Video Game Retrospective: Tomb Raider (2013)
Tomb Raider (2013)
Published by: Square Enix
Developed by: Crystal Dynamics
Released: March 5, 2018
https://www.tombraider.com/en-us
With the upcoming release of the Tomb Raider movie on March 16, I believe it’s worth a look to explore the history of video gaming’s most famous heroine, Lara Croft, and to see whether the recent reboot from 2013 has stood the test of time in the past five years.
Tomb Raider (2013) reboots the action-adventure franchise and revisions the origins of Lara Croft as a young and inexperienced archaeologist and adventurer. Along with an expeditionary crew, she embarks on a quest to find the mythical Japanese island of Yamatai and the long-lost remains of the Sun Queen Himiko in southeast Asia. However, they become shipwrecked and are kidnapped by a fanatical cult of Himiko. Left alone to her own devices, Lara must survive the dangerous island, rescue her friends, and uncover the mystery of Yamatai before it’s too late.
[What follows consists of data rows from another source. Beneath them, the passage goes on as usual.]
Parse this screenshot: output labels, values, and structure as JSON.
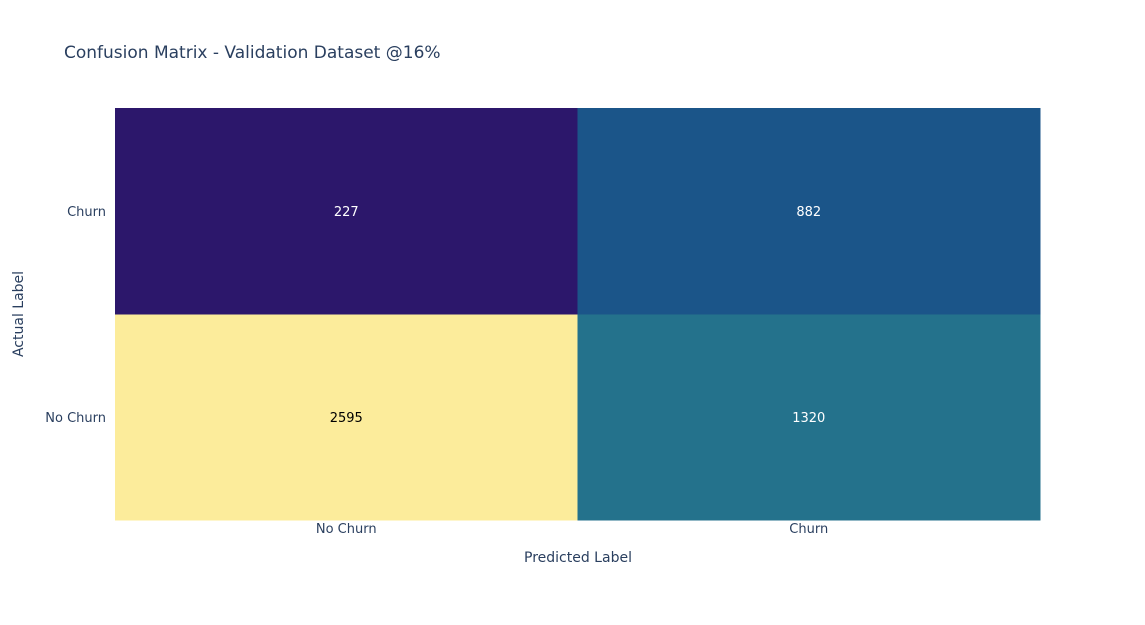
{
  "chart_data": {
    "type": "heatmap",
    "title": "Confusion Matrix - Validation Dataset @16%",
    "xlabel": "Predicted Label",
    "ylabel": "Actual Label",
    "x_categories": [
      "No Churn",
      "Churn"
    ],
    "y_categories": [
      "No Churn",
      "Churn"
    ],
    "z": [
      [
        2595,
        1320
      ],
      [
        227,
        882
      ]
    ],
    "colorscale": [
      "#2c176b",
      "#17628f",
      "#388c88",
      "#fcec9b"
    ],
    "grid": false,
    "legend": "none"
  }
}
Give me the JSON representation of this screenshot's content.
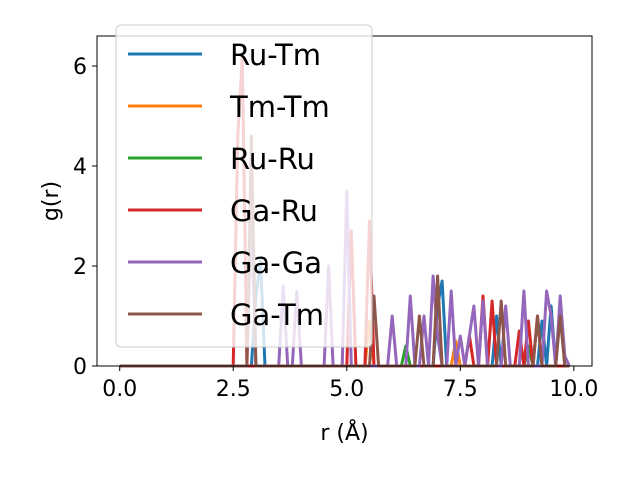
{
  "chart_data": {
    "type": "line",
    "xlabel": "r (Å)",
    "ylabel": "g(r)",
    "xlim": [
      -0.5,
      10.4
    ],
    "ylim": [
      0,
      6.6
    ],
    "xticks": [
      0.0,
      2.5,
      5.0,
      7.5,
      10.0
    ],
    "xtick_labels": [
      "0.0",
      "2.5",
      "5.0",
      "7.5",
      "10.0"
    ],
    "yticks": [
      0,
      2,
      4,
      6
    ],
    "ytick_labels": [
      "0",
      "2",
      "4",
      "6"
    ],
    "grid": false,
    "legend_position": "upper-left",
    "series": [
      {
        "name": "Ru-Tm",
        "color": "#1f77b4",
        "points": [
          [
            0,
            0
          ],
          [
            2.9,
            0
          ],
          [
            3.0,
            1.4
          ],
          [
            3.1,
            2.1
          ],
          [
            3.2,
            0
          ],
          [
            6.9,
            0
          ],
          [
            7.0,
            1.2
          ],
          [
            7.1,
            1.7
          ],
          [
            7.2,
            0
          ],
          [
            8.2,
            0
          ],
          [
            8.3,
            1.0
          ],
          [
            8.4,
            0
          ],
          [
            9.2,
            0
          ],
          [
            9.3,
            0.9
          ],
          [
            9.4,
            0
          ],
          [
            9.5,
            1.2
          ],
          [
            9.6,
            0
          ],
          [
            9.9,
            0
          ]
        ]
      },
      {
        "name": "Tm-Tm",
        "color": "#ff7f0e",
        "points": [
          [
            0,
            0
          ],
          [
            5.4,
            0
          ],
          [
            5.5,
            0.9
          ],
          [
            5.6,
            0
          ],
          [
            7.3,
            0
          ],
          [
            7.4,
            0.5
          ],
          [
            7.5,
            0
          ],
          [
            9.9,
            0
          ]
        ]
      },
      {
        "name": "Ru-Ru",
        "color": "#2ca02c",
        "points": [
          [
            0,
            0
          ],
          [
            6.2,
            0
          ],
          [
            6.3,
            0.4
          ],
          [
            6.4,
            0
          ],
          [
            8.9,
            0
          ],
          [
            9.0,
            0.4
          ],
          [
            9.1,
            0
          ],
          [
            9.9,
            0
          ]
        ]
      },
      {
        "name": "Ga-Ru",
        "color": "#d62728",
        "points": [
          [
            0,
            0
          ],
          [
            2.5,
            0
          ],
          [
            2.6,
            4.6
          ],
          [
            2.7,
            6.2
          ],
          [
            2.8,
            0
          ],
          [
            5.0,
            0
          ],
          [
            5.1,
            2.7
          ],
          [
            5.2,
            0
          ],
          [
            5.4,
            0
          ],
          [
            5.5,
            2.9
          ],
          [
            5.6,
            0
          ],
          [
            7.6,
            0
          ],
          [
            7.7,
            0.6
          ],
          [
            7.8,
            0
          ],
          [
            7.9,
            0
          ],
          [
            8.0,
            1.4
          ],
          [
            8.1,
            0
          ],
          [
            8.2,
            1.3
          ],
          [
            8.3,
            0
          ],
          [
            8.7,
            0
          ],
          [
            8.8,
            0.7
          ],
          [
            8.9,
            0
          ],
          [
            9.0,
            0.9
          ],
          [
            9.1,
            0
          ],
          [
            9.2,
            1.0
          ],
          [
            9.3,
            0
          ],
          [
            9.9,
            0
          ]
        ]
      },
      {
        "name": "Ga-Ga",
        "color": "#9467bd",
        "points": [
          [
            0,
            0
          ],
          [
            2.8,
            0
          ],
          [
            2.9,
            3.1
          ],
          [
            3.0,
            0
          ],
          [
            3.5,
            0
          ],
          [
            3.6,
            1.6
          ],
          [
            3.7,
            0
          ],
          [
            3.8,
            0
          ],
          [
            3.9,
            1.5
          ],
          [
            4.0,
            0
          ],
          [
            4.5,
            0
          ],
          [
            4.6,
            2.0
          ],
          [
            4.7,
            0
          ],
          [
            4.9,
            0
          ],
          [
            5.0,
            3.5
          ],
          [
            5.1,
            0
          ],
          [
            5.9,
            0
          ],
          [
            6.0,
            1.0
          ],
          [
            6.1,
            0
          ],
          [
            6.3,
            0
          ],
          [
            6.4,
            1.4
          ],
          [
            6.5,
            0
          ],
          [
            6.6,
            0
          ],
          [
            6.7,
            1.0
          ],
          [
            6.8,
            0
          ],
          [
            6.9,
            1.8
          ],
          [
            7.0,
            0.6
          ],
          [
            7.1,
            0
          ],
          [
            7.2,
            0
          ],
          [
            7.3,
            1.5
          ],
          [
            7.4,
            0
          ],
          [
            7.5,
            0.6
          ],
          [
            7.6,
            0
          ],
          [
            7.8,
            1.2
          ],
          [
            7.9,
            0
          ],
          [
            8.0,
            1.3
          ],
          [
            8.1,
            0
          ],
          [
            8.4,
            0
          ],
          [
            8.5,
            1.2
          ],
          [
            8.6,
            0
          ],
          [
            8.8,
            0
          ],
          [
            8.9,
            1.5
          ],
          [
            9.0,
            0
          ],
          [
            9.3,
            0
          ],
          [
            9.4,
            1.5
          ],
          [
            9.5,
            1.0
          ],
          [
            9.6,
            0
          ],
          [
            9.7,
            1.4
          ],
          [
            9.8,
            0.2
          ],
          [
            9.9,
            0
          ]
        ]
      },
      {
        "name": "Ga-Tm",
        "color": "#8c564b",
        "points": [
          [
            0,
            0
          ],
          [
            2.8,
            0
          ],
          [
            2.9,
            4.6
          ],
          [
            3.0,
            0
          ],
          [
            5.5,
            0
          ],
          [
            5.6,
            1.4
          ],
          [
            5.7,
            0
          ],
          [
            6.5,
            0
          ],
          [
            6.6,
            1.0
          ],
          [
            6.7,
            0
          ],
          [
            6.9,
            0
          ],
          [
            7.0,
            1.8
          ],
          [
            7.1,
            0
          ],
          [
            8.3,
            0
          ],
          [
            8.4,
            1.3
          ],
          [
            8.5,
            0
          ],
          [
            9.1,
            0
          ],
          [
            9.2,
            1.0
          ],
          [
            9.3,
            0
          ],
          [
            9.6,
            0
          ],
          [
            9.7,
            1.0
          ],
          [
            9.8,
            0
          ],
          [
            9.9,
            0
          ]
        ]
      }
    ]
  }
}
In preparation for this article, I recently tried replaying Tomb Raider for a second time, and I hadn’t even finished two hours before I became so frustrated with the game, stopped playing, and swiftly uninstalled. The game has the worst clichés of modern games of the past generation: cover-based combat, scripted QTE sequences, on-rails shooting galleries, restrictive linear level design disguised as an “open world,” fast-travel points, limitless collectibles and time-wasters, and the list goes on. On top of that, the story is incredibly weak and held together by the thinnest of cliché characters and plot developments. If you’ve ever seen any movie ever, then you know how everything will play out in the most predictable and lamest manner possible.
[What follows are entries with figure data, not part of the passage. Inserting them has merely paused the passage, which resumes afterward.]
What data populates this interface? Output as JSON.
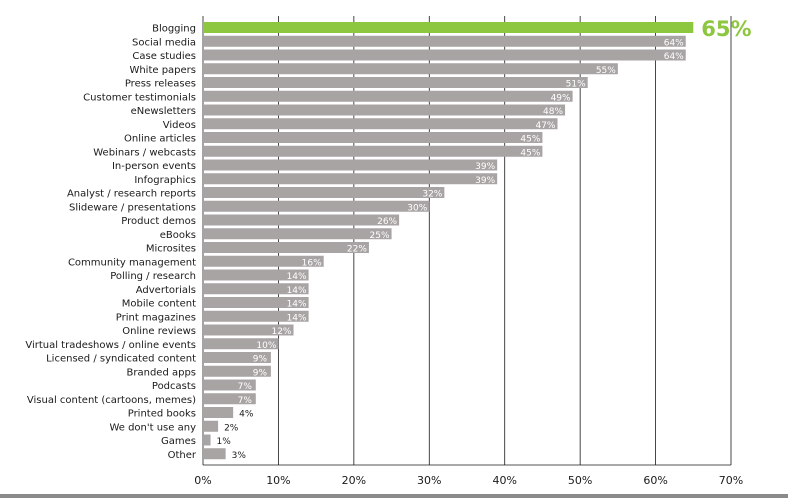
{
  "chart_data": {
    "type": "bar",
    "orientation": "horizontal",
    "categories": [
      "Blogging",
      "Social media",
      "Case studies",
      "White papers",
      "Press releases",
      "Customer testimonials",
      "eNewsletters",
      "Videos",
      "Online articles",
      "Webinars / webcasts",
      "In-person events",
      "Infographics",
      "Analyst / research reports",
      "Slideware / presentations",
      "Product demos",
      "eBooks",
      "Microsites",
      "Community management",
      "Polling / research",
      "Advertorials",
      "Mobile content",
      "Print magazines",
      "Online reviews",
      "Virtual tradeshows / online events",
      "Licensed / syndicated content",
      "Branded apps",
      "Podcasts",
      "Visual content (cartoons, memes)",
      "Printed books",
      "We don't use any",
      "Games",
      "Other"
    ],
    "values": [
      65,
      64,
      64,
      55,
      51,
      49,
      48,
      47,
      45,
      45,
      39,
      39,
      32,
      30,
      26,
      25,
      22,
      16,
      14,
      14,
      14,
      14,
      12,
      10,
      9,
      9,
      7,
      7,
      4,
      2,
      1,
      3
    ],
    "value_labels": [
      "65%",
      "64%",
      "64%",
      "55%",
      "51%",
      "49%",
      "48%",
      "47%",
      "45%",
      "45%",
      "39%",
      "39%",
      "32%",
      "30%",
      "26%",
      "25%",
      "22%",
      "16%",
      "14%",
      "14%",
      "14%",
      "14%",
      "12%",
      "10%",
      "9%",
      "9%",
      "7%",
      "7%",
      "4%",
      "2%",
      "1%",
      "3%"
    ],
    "xlim": [
      0,
      70
    ],
    "x_ticks": [
      "0%",
      "10%",
      "20%",
      "30%",
      "40%",
      "50%",
      "60%",
      "70%"
    ],
    "highlight_index": 0,
    "grid": true,
    "colors": {
      "bar": "#a9a4a4",
      "highlight": "#8dc63f",
      "grid": "#1a1a1a",
      "axis": "#1a1a1a"
    }
  }
}
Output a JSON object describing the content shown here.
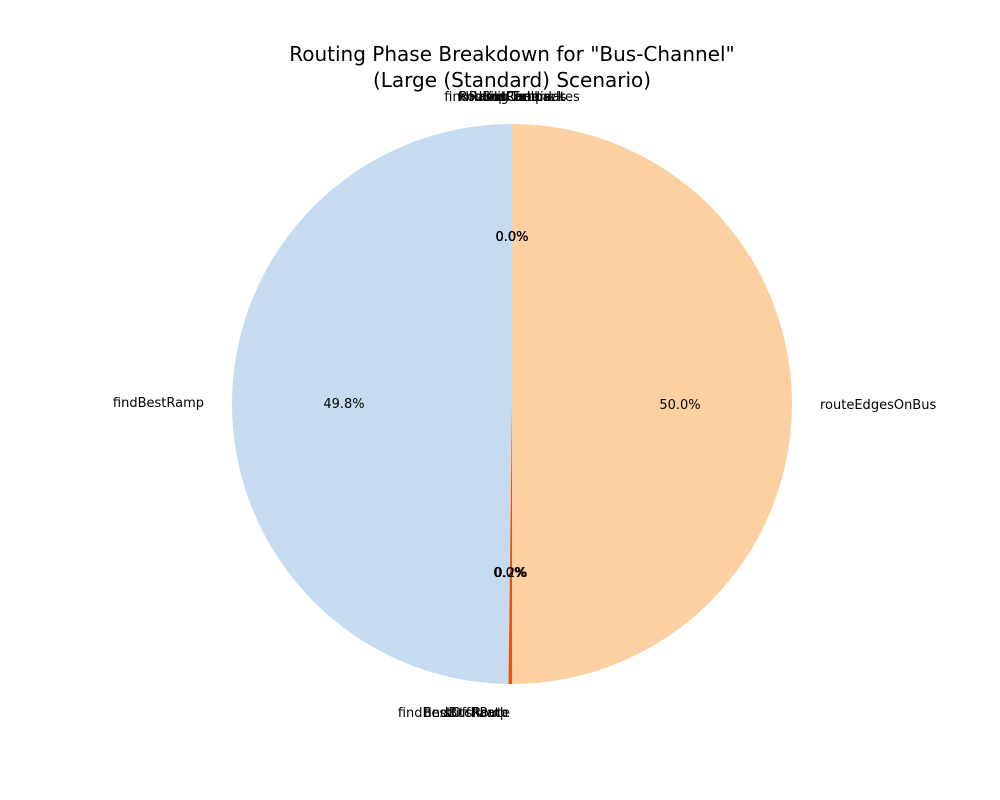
{
  "chart_data": {
    "type": "pie",
    "title": "Routing Phase Breakdown for \"Bus-Channel\"",
    "subtitle": "(Large (Standard) Scenario)",
    "start_angle": 90,
    "direction": "counterclockwise",
    "slices": [
      {
        "label": "findBestRamp",
        "value": 49.8,
        "pct_text": "49.8%",
        "color": "#c6dbef"
      },
      {
        "label": "findBestOffRamp",
        "value": 0.0,
        "pct_text": "0.0%",
        "color": "#9ecae1"
      },
      {
        "label": "stitchPath",
        "value": 0.0,
        "pct_text": "0.0%",
        "color": "#fd8d3c"
      },
      {
        "label": "findBusRoute",
        "value": 0.2,
        "pct_text": "0.2%",
        "color": "#e6550d"
      },
      {
        "label": "routeEdgesOnBus",
        "value": 50.0,
        "pct_text": "50.0%",
        "color": "#fdd0a2"
      },
      {
        "label": "Routing Fallback",
        "value": 0.0,
        "pct_text": "0.0%",
        "color": "#a1d99b"
      },
      {
        "label": "buildRamps",
        "value": 0.0,
        "pct_text": "0.0%",
        "color": "#74c476"
      },
      {
        "label": "findBusChannels",
        "value": 0.0,
        "pct_text": "0.0%",
        "color": "#bcbddc"
      },
      {
        "label": "findRampCandidates",
        "value": 0.0,
        "pct_text": "0.0%",
        "color": "#9e9ac8"
      },
      {
        "label": "initPorts",
        "value": 0.0,
        "pct_text": "0.0%",
        "color": "#dadaeb"
      }
    ]
  }
}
One of the most obvious changes to Lara Croft is that she is less of a hyper-competent adventurer and more of a battered and vulnerable survivor. Crystal Dynamics spares no expense in showing Lara impaled with rebar, gasping for breath, and covered in blood and mud. I believe it’s one of the short-sighted efforts to reclaim Lara Croft from an over-idealized sexualized protagonist who raids ancient tombs and pulls off crazy back flips, into a wooden Strong Female Protagonist who constantly gets beat up, brutally murders her attackers, and self-professedly hates tombs. Instead of making Lara vulnerable, intelligent, likeable, and sexy in spite of overwhelming adversity, Crystal Dynamics decided to subject her to incredible violence and pain to toughen her up in lieu of actual characterization.
All in all, Tomb Raider (2013) was ultimately disappointing to me and frustratingly relegated Lara Croft to the overused archetype of the Strong Female Protagonist™ instead of making her interesting or meaningful. If you want to see a better iteration of Lara Croft in video games, pick up a used copy of Tomb Raider: Anniversary or play Uncharted: The Lost Legacy on PS4. As for the upcoming Tomb Raider movie starring Alicia Vikander, we can only hope to see them take inspiration from its video game elements and transform them for the better.